Pensemos, por ejemplo, en el gran pacto nacional por la enseñanza. Podemos e IU llevan en su programa la supresión gradual de los conciertos educativos, hasta que no haya enseñanza privada pagada por el Estado. La enseñanza privada concertada introduce dos problemas en el sistema educativo: la segregación y la desregulación. El problema de la segregación no es la segregación por sexos, como pretende ahora el PSOE. El problema es la segregación académica temprana, por la que los casos que requieren atención especial se concentran en las aulas públicas, mientras las concertadas, pagadas por el Estado, se los quitan de encima. La segregación temprana es injusta individual y socialmente (estadísticamente, el riesgo de fracaso se da más en familias de clase baja), es innecesaria (los estudiantes aventajados no se retrasan por tener en el aula casos de atención especial), es ineficiente (se saca más cualificación de toda la población que de una parte) y produce una desagregación social potencialmente peligrosa. La desregulación se produce porque, al ceder el Estado el servicio de educación a empresas privadas, ese servicio quedará marcado por el ideario, principios y maneras de esas empresas (casi siempre la Iglesia) y no por lo que las leyes establecen. Recordemos que la LOMCE ya permite que el Estado no garantice una plaza en la enseñanza pública a todo el mundo. En un pacto nacional, e ideologías aparte, Podemos tiene derecho a decir que la enseñanza concertada está perjudicando el servicio público de enseñanza y que debe considerarse su desaparición si nadie propone una manera en que no introduzca segregación y desregulación.
Y ahora viene la conjetura. El PSOE haría lo que ya está haciendo. Ya está diciendo que sí pero que hay que conciliar y que basta con que la concertada no segregue por sexos. Ciudadanos ya declaró cansinos los líos con la asignatura de Religión y la enseñanza concertada, es decir, con los intereses de la Iglesia, y que hay que ir a lo que importa. Que las cosas sean cansinas quiere decir en boca de Rivera que queden como están. Y lo que está es la LOMCE. Y el PP no se abstendría evidentemente. Defendería con uñas y dientes la presunta libertad de enseñanza que defienden con uñas y dientes el obispado y el Opus Dei. Se votaría en contra de la supresión de la enseñanza concertada y de cualquier modificación de alcance en ella. Y eso, votado por PSOE, PP y Ciudadanos, se presentaría como parte de un gran acuerdo nacional, del cual se descolgarían por radicales y por odio Podemos e IU. Y este sería el patrón más habitual. Podemos y la izquierda se encontrarían con una gran coalición de facto que les dejaría, no en la oposición, sino fuera del sistema una y otra vez. Una gran coalición que ellos habrían facilitado con su abstención.

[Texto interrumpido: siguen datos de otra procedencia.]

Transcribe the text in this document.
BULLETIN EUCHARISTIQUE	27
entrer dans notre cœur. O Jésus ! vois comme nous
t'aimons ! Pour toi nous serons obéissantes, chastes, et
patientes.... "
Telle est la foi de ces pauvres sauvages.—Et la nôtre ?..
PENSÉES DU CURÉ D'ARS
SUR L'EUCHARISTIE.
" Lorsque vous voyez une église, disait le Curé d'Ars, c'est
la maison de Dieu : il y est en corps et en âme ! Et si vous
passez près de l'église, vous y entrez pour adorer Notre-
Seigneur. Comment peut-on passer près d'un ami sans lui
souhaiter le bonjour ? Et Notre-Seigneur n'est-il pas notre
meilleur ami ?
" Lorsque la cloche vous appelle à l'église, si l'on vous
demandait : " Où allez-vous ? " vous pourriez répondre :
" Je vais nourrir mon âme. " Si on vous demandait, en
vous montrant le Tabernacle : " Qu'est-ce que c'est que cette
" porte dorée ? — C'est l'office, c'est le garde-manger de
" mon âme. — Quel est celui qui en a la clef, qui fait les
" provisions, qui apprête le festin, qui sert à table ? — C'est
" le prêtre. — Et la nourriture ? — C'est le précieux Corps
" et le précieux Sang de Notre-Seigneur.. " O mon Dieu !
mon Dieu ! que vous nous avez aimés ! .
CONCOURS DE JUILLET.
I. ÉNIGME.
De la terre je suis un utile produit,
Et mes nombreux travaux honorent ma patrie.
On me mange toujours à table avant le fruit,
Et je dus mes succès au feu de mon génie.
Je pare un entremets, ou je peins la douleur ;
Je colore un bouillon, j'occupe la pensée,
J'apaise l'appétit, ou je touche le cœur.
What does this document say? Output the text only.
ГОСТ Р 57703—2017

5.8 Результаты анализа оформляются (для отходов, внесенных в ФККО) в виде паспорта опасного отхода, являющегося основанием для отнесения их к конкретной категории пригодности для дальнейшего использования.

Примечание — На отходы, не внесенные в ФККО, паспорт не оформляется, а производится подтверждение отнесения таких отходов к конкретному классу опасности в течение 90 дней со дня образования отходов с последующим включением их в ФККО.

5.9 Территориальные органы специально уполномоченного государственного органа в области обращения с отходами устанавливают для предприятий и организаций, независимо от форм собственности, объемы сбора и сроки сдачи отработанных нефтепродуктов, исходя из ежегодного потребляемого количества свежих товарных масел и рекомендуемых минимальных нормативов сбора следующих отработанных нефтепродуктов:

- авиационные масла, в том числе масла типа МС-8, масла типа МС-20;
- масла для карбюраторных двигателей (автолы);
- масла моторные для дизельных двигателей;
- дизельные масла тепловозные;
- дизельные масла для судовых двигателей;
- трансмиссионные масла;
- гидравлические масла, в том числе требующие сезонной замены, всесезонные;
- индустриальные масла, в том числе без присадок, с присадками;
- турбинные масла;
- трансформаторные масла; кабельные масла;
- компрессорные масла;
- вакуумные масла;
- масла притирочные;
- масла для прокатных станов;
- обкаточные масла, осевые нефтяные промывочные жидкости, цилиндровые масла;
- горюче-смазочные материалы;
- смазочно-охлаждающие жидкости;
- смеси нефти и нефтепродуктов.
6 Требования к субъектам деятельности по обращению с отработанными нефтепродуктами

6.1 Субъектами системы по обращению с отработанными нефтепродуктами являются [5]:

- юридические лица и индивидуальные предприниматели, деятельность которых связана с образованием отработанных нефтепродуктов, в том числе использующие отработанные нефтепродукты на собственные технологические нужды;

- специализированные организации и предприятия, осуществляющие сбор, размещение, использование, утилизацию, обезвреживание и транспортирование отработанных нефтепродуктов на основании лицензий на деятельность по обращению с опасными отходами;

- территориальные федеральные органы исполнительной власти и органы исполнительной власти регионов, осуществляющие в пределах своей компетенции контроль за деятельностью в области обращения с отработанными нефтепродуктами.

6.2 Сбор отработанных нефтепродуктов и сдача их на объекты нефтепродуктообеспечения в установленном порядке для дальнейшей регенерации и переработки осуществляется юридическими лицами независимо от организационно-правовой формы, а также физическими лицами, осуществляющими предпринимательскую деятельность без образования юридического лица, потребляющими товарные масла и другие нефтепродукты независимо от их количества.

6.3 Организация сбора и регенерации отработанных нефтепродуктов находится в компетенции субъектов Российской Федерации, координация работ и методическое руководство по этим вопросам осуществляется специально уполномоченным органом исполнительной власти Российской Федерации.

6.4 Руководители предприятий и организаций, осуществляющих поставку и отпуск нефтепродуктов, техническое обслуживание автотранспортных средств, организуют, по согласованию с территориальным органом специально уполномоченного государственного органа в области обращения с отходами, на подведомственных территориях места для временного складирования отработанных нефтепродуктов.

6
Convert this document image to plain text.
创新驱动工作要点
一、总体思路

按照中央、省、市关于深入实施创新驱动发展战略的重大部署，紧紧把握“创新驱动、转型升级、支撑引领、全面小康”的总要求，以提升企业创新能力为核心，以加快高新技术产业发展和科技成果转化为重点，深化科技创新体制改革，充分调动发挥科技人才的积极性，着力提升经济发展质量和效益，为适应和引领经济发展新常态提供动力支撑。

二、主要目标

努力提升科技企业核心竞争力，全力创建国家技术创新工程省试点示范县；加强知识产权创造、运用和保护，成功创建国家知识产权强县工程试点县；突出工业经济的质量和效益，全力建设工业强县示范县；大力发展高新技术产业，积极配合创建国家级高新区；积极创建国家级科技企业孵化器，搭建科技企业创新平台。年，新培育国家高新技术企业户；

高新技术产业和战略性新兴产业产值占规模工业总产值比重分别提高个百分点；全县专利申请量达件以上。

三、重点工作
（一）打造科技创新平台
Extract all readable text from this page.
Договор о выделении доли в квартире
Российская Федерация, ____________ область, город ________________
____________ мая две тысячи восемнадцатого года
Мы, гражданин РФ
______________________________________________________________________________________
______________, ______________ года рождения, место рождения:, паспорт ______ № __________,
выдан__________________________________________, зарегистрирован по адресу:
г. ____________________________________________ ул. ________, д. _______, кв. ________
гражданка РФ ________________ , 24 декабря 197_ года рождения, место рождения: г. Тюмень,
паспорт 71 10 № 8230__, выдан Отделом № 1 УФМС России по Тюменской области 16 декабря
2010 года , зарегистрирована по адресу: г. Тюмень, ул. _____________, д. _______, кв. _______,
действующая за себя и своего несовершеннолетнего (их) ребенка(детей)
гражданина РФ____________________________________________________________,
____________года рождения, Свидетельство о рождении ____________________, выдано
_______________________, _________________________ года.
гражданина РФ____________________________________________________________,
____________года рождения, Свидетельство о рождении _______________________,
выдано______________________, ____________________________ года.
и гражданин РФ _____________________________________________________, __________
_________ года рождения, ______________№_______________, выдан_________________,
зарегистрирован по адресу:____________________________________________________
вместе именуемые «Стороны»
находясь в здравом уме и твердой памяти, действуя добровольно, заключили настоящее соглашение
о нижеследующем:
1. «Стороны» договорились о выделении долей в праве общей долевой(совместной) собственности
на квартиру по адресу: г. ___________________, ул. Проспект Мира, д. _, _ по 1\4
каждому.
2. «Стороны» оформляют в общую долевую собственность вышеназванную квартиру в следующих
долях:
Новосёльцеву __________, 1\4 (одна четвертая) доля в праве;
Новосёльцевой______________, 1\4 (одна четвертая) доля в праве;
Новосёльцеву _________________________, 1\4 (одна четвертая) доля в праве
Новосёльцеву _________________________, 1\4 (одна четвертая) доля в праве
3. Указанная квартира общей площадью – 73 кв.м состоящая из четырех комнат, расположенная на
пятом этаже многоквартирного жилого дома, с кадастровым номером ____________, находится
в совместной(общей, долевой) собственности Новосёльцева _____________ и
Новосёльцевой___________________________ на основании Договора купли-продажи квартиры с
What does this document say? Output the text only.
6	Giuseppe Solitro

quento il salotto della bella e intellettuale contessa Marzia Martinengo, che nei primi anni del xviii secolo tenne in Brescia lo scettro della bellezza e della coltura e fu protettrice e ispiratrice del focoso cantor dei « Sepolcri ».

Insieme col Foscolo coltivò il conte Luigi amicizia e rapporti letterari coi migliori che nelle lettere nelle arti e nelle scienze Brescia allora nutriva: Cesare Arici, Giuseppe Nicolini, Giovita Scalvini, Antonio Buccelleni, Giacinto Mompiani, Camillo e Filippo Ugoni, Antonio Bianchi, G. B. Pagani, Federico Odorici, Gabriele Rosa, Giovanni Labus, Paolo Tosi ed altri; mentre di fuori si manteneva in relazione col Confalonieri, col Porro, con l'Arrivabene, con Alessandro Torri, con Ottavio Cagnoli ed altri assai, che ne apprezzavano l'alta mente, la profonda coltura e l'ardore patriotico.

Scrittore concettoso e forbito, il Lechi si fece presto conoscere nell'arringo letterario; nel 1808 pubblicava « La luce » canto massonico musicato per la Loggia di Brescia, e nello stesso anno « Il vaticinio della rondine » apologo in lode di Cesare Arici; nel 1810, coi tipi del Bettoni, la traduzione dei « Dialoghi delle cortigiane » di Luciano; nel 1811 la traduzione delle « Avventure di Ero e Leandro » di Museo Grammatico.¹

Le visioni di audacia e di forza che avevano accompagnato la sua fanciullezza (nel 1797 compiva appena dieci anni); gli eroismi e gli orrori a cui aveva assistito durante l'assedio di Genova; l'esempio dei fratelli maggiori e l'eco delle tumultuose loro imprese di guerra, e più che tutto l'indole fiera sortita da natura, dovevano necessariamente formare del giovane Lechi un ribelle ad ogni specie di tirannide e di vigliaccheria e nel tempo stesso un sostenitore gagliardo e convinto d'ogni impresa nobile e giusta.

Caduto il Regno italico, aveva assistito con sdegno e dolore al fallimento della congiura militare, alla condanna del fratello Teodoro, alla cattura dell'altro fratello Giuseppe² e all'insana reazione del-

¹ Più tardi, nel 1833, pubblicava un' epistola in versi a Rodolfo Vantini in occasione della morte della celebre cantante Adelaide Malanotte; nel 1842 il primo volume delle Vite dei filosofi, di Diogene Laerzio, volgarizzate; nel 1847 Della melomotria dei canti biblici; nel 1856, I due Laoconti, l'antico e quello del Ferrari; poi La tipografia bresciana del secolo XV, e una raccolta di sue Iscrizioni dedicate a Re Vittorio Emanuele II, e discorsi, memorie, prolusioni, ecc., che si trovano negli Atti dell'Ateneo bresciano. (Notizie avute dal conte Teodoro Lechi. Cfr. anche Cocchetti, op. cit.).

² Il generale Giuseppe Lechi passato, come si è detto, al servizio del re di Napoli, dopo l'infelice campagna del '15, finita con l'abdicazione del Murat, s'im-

Seamos claros. No debe haber elecciones y tiene que haber una manera en que Podemos deje al PSOE en el poder. Pero esa manera no puede basarse en la confianza. Podemos tiende a poner mucha energía en cosas secundarias (no es el momento de hacer amigos o enemigos por el nombre del Congreso), pero el PSOE tiende a no poner ninguna energía en las cosas principales. Los socialistas piensan de la concertación de centros lo mismo que IU. Lo que cambia es el énfasis en defender lo que se cree, en esta y otras cosas. El PSOE no puede pedir confianza sin más, tiene que ofrecer algo más para que la abstención no conduzca a una legislatura de gran coalición. Tiene que ofrecer garantías (¿gobierno de coalición?) y comprometer puntos relevantes del programa. Lo demás se parece más a un chantaje, de los señores de las arritmias y la cal a Sánchez y de Sánchez a Podemos; y a una burla, de todos ellos a todos nosotros.